OTTAWA — A ruling by the British Columbia Supreme Court rejecting same-sex marriages is good news for the interfaith coalition that intervened in the case.

The issue is now expected to go before the Supreme Court of Canada.

Justice Ian Pitfield agreed Sept. 3 that Canada discriminates against same-sex couples by not recognizing their marriages. However, he ruled that such discrimination is justified under the Charter of Rights because the main purpose of marriage is to provide a structure for the raising of children.

"The British Columbia Supreme Court has courageously affirmed marriage despite intense pressure to redefine it," said Gary Walsh, president of the Evangelical Fellowship of Canada.

"It has affirmed that marriage is by its very nature a monogamous union between a man and a woman. This is a very positive decision for Canadian society."

The EFC was part of the interfaith coalition, which also included the Catholic bishops of Ontario, the Catholic Archdiocese of Vancouver and the Canadian Catholic Civil Rights League. Catholic Church officials were not immediately available for comment.

Eight B.C. couples argued in two actions before the court in July and August that their marriages should be recognized in the same way as heterosexual marriages. Similar challenges are to be made in November by couples in Ontario and Quebec.

Whatever the results "the cases in all three provinces will ultimately be heard together by the Supreme Court of Canada," said EGALE (Equality for Gays and Lesbians Everywhere), the national gay rights organization.
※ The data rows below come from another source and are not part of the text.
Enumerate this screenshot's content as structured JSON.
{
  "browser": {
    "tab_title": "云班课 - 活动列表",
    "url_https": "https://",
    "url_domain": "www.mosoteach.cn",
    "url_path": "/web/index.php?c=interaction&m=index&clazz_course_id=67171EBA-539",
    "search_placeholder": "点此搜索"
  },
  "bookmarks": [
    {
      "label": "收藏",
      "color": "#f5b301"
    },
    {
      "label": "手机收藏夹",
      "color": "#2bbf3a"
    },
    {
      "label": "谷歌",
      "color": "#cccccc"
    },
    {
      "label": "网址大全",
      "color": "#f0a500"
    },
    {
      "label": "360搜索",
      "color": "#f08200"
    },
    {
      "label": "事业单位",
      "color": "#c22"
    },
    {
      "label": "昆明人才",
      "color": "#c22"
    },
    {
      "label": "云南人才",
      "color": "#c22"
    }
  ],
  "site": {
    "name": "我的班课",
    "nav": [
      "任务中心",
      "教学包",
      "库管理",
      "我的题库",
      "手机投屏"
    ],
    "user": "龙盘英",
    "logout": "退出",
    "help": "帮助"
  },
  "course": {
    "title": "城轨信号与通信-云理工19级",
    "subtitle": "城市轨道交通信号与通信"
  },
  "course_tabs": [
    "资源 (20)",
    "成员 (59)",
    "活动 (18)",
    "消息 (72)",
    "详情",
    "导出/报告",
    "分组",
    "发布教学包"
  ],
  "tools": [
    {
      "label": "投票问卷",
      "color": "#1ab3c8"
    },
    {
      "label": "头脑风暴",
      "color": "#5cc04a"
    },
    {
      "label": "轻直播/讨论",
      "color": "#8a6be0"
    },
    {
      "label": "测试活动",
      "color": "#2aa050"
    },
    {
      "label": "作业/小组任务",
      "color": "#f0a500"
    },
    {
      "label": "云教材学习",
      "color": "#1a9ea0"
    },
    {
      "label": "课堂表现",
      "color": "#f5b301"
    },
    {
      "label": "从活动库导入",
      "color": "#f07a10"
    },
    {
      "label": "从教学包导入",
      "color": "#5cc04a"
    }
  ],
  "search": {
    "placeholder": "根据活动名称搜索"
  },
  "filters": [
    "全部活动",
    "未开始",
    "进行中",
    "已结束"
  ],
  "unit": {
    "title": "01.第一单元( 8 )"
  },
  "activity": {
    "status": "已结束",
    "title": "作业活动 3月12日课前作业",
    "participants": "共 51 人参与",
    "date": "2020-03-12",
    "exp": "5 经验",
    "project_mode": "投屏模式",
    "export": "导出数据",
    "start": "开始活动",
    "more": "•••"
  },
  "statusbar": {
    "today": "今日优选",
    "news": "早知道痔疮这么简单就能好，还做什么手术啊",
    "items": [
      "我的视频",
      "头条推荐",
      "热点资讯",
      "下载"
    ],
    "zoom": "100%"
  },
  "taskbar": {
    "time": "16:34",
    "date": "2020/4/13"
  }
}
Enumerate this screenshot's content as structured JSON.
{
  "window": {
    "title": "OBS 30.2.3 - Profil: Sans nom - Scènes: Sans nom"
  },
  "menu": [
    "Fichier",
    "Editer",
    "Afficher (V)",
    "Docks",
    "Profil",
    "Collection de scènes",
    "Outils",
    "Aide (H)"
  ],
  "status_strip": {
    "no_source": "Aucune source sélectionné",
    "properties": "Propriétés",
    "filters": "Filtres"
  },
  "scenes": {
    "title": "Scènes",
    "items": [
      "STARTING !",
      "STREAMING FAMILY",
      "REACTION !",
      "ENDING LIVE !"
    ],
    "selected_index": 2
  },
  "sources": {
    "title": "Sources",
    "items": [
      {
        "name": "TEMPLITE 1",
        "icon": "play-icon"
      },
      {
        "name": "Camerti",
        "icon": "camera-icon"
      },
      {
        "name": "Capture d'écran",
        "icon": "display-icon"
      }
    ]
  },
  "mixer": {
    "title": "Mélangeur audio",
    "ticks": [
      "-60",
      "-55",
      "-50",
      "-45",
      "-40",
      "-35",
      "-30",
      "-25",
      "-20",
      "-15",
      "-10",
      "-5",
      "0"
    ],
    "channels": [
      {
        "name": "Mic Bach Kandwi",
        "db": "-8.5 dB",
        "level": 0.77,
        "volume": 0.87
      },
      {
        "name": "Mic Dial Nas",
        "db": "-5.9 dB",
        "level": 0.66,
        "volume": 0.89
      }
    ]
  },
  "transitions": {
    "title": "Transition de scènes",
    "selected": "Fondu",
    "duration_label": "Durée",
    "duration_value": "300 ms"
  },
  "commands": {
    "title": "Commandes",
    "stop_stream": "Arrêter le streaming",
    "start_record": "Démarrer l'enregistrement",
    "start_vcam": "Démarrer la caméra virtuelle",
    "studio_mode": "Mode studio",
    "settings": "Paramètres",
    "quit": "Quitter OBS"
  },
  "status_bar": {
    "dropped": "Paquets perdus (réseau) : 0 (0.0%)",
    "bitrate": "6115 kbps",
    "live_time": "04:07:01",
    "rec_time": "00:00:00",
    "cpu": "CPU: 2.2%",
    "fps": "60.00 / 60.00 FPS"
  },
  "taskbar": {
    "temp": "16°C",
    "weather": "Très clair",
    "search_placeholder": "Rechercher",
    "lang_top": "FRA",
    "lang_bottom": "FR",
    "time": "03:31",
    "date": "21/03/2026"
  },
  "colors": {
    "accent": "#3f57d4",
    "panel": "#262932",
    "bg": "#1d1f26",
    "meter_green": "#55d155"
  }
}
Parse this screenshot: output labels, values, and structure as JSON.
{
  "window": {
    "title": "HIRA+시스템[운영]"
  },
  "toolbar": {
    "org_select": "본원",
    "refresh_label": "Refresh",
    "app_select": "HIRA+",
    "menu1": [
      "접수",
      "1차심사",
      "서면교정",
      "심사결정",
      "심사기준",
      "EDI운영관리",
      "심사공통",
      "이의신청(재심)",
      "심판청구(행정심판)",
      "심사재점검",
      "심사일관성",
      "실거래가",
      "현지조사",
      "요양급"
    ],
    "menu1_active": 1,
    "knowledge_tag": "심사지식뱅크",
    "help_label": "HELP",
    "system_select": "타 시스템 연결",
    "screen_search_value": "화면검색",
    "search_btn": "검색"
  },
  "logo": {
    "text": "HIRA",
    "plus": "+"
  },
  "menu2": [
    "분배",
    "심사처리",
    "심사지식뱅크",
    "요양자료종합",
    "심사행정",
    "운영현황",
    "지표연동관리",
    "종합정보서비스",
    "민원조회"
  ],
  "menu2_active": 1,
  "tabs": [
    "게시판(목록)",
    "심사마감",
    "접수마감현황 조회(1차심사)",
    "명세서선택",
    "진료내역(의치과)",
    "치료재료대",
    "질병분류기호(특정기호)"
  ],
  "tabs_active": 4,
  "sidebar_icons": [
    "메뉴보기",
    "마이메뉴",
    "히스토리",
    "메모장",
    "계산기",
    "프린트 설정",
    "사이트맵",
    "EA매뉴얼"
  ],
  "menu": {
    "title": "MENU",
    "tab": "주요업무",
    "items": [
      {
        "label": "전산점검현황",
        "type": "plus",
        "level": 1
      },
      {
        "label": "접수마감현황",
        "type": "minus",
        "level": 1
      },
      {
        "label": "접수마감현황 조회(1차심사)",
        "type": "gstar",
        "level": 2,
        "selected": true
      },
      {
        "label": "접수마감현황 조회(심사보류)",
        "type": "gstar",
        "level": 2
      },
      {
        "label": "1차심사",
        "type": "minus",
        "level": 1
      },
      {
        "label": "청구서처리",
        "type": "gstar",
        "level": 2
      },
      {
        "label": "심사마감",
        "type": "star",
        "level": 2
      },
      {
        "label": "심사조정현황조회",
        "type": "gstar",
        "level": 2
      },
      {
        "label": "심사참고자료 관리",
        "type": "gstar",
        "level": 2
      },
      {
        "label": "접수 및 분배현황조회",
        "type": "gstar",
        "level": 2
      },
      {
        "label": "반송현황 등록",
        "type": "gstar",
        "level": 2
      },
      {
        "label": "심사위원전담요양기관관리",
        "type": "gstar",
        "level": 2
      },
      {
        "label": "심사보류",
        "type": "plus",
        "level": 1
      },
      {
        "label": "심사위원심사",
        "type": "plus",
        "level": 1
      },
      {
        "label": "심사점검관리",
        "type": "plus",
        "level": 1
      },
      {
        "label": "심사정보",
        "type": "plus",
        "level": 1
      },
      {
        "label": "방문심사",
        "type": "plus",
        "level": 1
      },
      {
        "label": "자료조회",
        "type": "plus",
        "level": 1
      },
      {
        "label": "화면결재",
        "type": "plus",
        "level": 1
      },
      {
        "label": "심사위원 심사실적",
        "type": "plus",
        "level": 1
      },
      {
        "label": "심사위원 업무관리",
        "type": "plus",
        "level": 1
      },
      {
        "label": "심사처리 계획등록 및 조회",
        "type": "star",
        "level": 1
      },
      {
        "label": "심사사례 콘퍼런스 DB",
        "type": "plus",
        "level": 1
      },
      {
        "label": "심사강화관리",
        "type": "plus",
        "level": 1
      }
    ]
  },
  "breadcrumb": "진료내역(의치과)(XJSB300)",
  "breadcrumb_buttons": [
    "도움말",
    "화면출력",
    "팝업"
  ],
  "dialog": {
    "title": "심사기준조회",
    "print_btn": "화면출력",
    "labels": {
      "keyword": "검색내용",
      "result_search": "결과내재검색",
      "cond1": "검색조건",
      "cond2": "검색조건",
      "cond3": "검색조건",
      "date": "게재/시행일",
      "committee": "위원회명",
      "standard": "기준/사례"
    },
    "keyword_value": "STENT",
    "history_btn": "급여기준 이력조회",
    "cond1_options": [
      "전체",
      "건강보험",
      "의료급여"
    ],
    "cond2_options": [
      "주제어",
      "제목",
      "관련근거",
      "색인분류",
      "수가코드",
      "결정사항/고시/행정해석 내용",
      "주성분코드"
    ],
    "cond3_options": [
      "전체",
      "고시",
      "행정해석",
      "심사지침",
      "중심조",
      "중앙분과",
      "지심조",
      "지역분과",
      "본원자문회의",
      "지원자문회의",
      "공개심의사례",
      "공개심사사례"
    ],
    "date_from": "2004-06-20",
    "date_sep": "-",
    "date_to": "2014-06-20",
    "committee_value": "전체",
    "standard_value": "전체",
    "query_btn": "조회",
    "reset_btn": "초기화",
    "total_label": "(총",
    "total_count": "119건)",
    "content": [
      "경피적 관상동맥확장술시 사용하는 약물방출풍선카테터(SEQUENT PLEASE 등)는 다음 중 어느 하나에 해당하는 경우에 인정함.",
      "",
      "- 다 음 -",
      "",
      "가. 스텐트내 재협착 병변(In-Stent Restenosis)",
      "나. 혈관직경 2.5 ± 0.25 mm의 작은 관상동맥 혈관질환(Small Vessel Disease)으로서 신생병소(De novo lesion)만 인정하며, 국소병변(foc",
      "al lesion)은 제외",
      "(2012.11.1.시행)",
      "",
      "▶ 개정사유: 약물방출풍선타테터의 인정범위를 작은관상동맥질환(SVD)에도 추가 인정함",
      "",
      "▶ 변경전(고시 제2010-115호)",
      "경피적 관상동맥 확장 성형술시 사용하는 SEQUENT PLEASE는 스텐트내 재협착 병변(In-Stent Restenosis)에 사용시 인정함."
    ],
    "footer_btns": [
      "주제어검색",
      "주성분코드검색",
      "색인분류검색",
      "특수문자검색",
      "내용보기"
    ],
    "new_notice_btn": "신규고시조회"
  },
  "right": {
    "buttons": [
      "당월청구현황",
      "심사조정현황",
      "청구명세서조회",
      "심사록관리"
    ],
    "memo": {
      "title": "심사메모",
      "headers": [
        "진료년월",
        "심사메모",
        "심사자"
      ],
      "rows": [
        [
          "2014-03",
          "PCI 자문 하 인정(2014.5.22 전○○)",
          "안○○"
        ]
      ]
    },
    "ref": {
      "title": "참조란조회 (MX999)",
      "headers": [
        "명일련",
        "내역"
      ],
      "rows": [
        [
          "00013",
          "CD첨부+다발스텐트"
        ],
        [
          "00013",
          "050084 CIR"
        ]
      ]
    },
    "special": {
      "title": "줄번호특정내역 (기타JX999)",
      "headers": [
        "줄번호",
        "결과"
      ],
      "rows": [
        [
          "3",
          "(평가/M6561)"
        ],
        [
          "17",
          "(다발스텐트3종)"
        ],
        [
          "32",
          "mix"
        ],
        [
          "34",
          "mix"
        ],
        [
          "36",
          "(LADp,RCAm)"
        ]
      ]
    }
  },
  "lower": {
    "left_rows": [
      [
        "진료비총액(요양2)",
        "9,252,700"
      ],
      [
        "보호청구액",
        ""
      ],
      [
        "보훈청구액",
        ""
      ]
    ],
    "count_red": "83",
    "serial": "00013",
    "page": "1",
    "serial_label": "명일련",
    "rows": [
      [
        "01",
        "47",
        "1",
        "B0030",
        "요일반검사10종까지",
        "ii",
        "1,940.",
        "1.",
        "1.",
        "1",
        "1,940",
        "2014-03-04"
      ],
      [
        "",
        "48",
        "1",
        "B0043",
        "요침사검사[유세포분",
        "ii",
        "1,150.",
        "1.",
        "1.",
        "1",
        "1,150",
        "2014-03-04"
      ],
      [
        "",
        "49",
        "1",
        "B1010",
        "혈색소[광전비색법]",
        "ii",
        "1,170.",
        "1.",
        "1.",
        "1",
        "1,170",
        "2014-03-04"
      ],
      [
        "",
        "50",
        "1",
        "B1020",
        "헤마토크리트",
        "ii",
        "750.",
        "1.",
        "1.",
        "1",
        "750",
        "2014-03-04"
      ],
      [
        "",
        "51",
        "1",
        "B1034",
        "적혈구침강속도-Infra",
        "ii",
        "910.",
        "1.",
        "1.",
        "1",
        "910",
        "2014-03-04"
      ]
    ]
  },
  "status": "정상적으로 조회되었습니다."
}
Pitfield ruled that only politicians can settle the issue and that judges could make only "incremental" changes to law.

"A judge-made change to the legal nature of marriage would be much more than incremental," Pitfield wrote. It would be a change that would "affect a deep-rooted social and legal institution," he said.

Parliament last year re-affirmed the definition of marriage as the union of a man and a woman.

In January, two homosexual couples were "married" in a gay church in Toronto, but the Ontario and federal governments did not recognize the unions as legal. The Netherlands and Germany are the only two countries that allow same-sex marriages.

In June, a Leger poll showed that two thirds of Canadians believe lesbians and gays should have the right to get married.

The Catholic Church's perspective was outlined in the interfaith coalition's submission to the court. "The Catholic Church believes and teaches that the matrimonial covenant can only be between a man and a woman and that 'God himself is the author of marriage,'" it said.

"The matrimonial covenant is, by its nature, ordered toward the good of the spouses and the procreation and education of offspring and is one of the seven sacraments recognized by the Church - alongside Baptism, Confirmation, Reconciliation, priestly orders and the last rites."